Licensed customs agents are strongly opposed to the government’s failure to suspend the 15 per cent import adjustment tax imposed on imported used vehicles.
They were worried that despite the government’s announcement of the suspension of the import adjustment tax on imported vehicles, it had not been stopped.
The National Vice President of the National Association of Government Approved Freight Forwarders, Nnadi Ugochukwu, said, the tax had led to a rise in duties on imported cargoes, which had resulted in the abandonment of cargoes at the ports.
He said, “They said they would remove the levy on September 1 and they have yet to remove it. The date has come and nothing happened. They have not removed any levy. It has led to so many people abandoning their consignments in the ports, especially vehicles. It has led to about 70 per cent of cargoes being abandoned in the ports. The date they have given has passed and they didn’t implement the law.”
In July, President Bola Tinubu announced the suspension of some taxes introduced in the twilight of former President Muhammad Buhari’s administration.
Tinubu also signed four Executive Orders into law to curb arbitrary taxation policy in the country.
Among the Executive Orders signed into law by the President was the change in the date of the implementation of the Finance Act of 2023.
The President deferred the commencement date of the changes contained in the Act from May 23 to September 1, 2023.
According to the then Special Adviser, Special Duties, Communication and Strategy, to the President, Dele Alake, the reason for the change in the commencement date of the policy is to ensure adherence to the 90-day minimum advance notice for tax changes as contained in the 2017 National Tax Policy.
Also, the Tincan Island Chapter Chairman of the National Council of Managing Directors of Licensed Customs Agents, Mr Abayomi Duyile, said that the association would be writing to the Federal Government on the issue.
He said, “It has not been implemented. There is nothing like that at all. Our association is even writing the Presidency by the coming week. It will be written by the founder. The levy has led to about a 40 per cent increase in cargo clearance. As I speak with you, we are groaning under heavy import duty.
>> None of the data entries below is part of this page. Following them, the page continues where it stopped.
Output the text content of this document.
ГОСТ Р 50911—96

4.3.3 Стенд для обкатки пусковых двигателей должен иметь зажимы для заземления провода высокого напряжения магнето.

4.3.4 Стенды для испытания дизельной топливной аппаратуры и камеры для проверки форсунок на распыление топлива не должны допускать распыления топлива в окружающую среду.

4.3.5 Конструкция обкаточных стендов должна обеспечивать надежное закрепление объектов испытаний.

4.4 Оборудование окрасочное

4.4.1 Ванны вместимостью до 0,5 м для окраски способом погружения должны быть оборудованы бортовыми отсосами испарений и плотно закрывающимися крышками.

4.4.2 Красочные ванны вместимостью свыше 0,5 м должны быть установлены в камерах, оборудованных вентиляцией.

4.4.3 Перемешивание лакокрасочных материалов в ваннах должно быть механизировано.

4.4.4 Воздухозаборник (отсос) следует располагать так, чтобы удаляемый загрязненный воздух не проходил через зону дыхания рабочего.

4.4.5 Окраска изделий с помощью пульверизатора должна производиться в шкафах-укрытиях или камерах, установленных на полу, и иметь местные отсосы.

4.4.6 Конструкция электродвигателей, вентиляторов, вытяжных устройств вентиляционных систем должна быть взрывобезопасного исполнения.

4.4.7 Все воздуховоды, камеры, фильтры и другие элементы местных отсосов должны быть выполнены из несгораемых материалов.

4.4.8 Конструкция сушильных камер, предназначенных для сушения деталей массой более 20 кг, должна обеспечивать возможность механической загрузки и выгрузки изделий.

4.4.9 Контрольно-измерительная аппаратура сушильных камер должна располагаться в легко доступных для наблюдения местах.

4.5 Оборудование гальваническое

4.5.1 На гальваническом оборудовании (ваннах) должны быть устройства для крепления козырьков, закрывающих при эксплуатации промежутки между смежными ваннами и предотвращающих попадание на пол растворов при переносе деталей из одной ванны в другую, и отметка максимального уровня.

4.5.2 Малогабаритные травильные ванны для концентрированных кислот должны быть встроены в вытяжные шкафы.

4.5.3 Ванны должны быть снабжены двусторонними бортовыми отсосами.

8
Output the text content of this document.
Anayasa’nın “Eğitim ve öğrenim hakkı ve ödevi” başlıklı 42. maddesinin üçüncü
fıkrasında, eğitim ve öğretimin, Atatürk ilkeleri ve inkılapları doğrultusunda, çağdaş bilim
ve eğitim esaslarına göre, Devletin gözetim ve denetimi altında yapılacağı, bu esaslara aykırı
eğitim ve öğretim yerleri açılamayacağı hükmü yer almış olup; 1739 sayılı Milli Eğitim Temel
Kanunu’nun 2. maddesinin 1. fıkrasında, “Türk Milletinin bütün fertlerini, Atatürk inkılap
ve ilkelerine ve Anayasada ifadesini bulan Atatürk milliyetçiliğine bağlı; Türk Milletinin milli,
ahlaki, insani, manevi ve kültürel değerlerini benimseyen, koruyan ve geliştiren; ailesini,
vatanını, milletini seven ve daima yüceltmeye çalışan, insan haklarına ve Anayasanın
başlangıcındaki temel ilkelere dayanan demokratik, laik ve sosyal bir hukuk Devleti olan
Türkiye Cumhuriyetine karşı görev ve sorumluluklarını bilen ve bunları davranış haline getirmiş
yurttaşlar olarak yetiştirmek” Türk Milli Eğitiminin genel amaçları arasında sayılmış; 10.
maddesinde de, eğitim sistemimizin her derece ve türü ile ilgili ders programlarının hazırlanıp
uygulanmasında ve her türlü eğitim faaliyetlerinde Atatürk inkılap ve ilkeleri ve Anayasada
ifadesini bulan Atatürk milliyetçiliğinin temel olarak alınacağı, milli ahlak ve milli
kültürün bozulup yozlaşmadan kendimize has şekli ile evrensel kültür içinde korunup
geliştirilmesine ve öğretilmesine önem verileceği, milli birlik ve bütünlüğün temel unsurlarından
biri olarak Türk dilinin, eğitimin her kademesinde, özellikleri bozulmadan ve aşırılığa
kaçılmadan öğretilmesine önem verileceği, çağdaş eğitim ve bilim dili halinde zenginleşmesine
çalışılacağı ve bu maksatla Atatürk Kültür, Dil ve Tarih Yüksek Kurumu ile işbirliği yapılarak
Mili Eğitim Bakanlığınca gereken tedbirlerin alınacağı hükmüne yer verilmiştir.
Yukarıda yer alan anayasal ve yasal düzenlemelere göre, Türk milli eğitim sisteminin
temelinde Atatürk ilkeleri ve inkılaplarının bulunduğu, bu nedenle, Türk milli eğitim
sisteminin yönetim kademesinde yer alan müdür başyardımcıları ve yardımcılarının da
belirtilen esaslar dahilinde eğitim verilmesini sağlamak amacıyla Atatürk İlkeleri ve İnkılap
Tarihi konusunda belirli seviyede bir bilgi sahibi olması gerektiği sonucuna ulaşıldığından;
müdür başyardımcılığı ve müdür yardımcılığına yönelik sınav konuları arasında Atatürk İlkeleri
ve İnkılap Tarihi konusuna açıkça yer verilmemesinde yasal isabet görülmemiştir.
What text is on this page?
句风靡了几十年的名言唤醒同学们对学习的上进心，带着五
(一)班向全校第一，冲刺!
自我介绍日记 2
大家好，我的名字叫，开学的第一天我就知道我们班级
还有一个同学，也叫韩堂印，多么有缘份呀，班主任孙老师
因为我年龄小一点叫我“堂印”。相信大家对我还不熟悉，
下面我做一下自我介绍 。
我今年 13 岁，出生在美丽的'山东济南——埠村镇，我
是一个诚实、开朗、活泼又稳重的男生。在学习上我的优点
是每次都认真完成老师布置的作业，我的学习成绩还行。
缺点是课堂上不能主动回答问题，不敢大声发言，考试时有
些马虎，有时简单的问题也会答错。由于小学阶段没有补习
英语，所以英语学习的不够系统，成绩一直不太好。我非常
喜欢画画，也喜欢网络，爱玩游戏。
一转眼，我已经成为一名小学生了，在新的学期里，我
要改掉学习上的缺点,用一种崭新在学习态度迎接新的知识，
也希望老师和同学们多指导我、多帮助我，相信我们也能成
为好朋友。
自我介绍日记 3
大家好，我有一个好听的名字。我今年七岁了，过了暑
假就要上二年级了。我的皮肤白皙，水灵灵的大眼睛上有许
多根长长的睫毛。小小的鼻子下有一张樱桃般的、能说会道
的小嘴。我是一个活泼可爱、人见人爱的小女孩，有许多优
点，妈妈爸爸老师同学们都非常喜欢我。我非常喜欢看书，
“Someone who usually comes with about 10 vehicles before is now struggling to come with even one vehicle. Before the past administration, an average Toyota Corolla 2006 model was at worst N1.5m, but currently, the same Corolla is N4m, worsened by the floating forex from N422/$ to N756/$. How can one survive that in this economy,” he wondered.
Duyile lamented that the whole situation has practically affected and reduced their businesses.
“For import duty, they should stabilise it to the N422/$ that they met. Then the issue of the rebate: they said they were doing a Common External Tariff that is within the Economic Community of West African States country. The highest they charge on vehicle levy in the region is five per cent. Most African countries are doing five per cent and Nigeria is doing 15 per cent, which means we have gone against the ECOWS rules. If Nigeria as a head is doing 15 per cent and other ECOWAS countries are doing five per cent, why would Nigeria be doing 15 per cent?” he queried.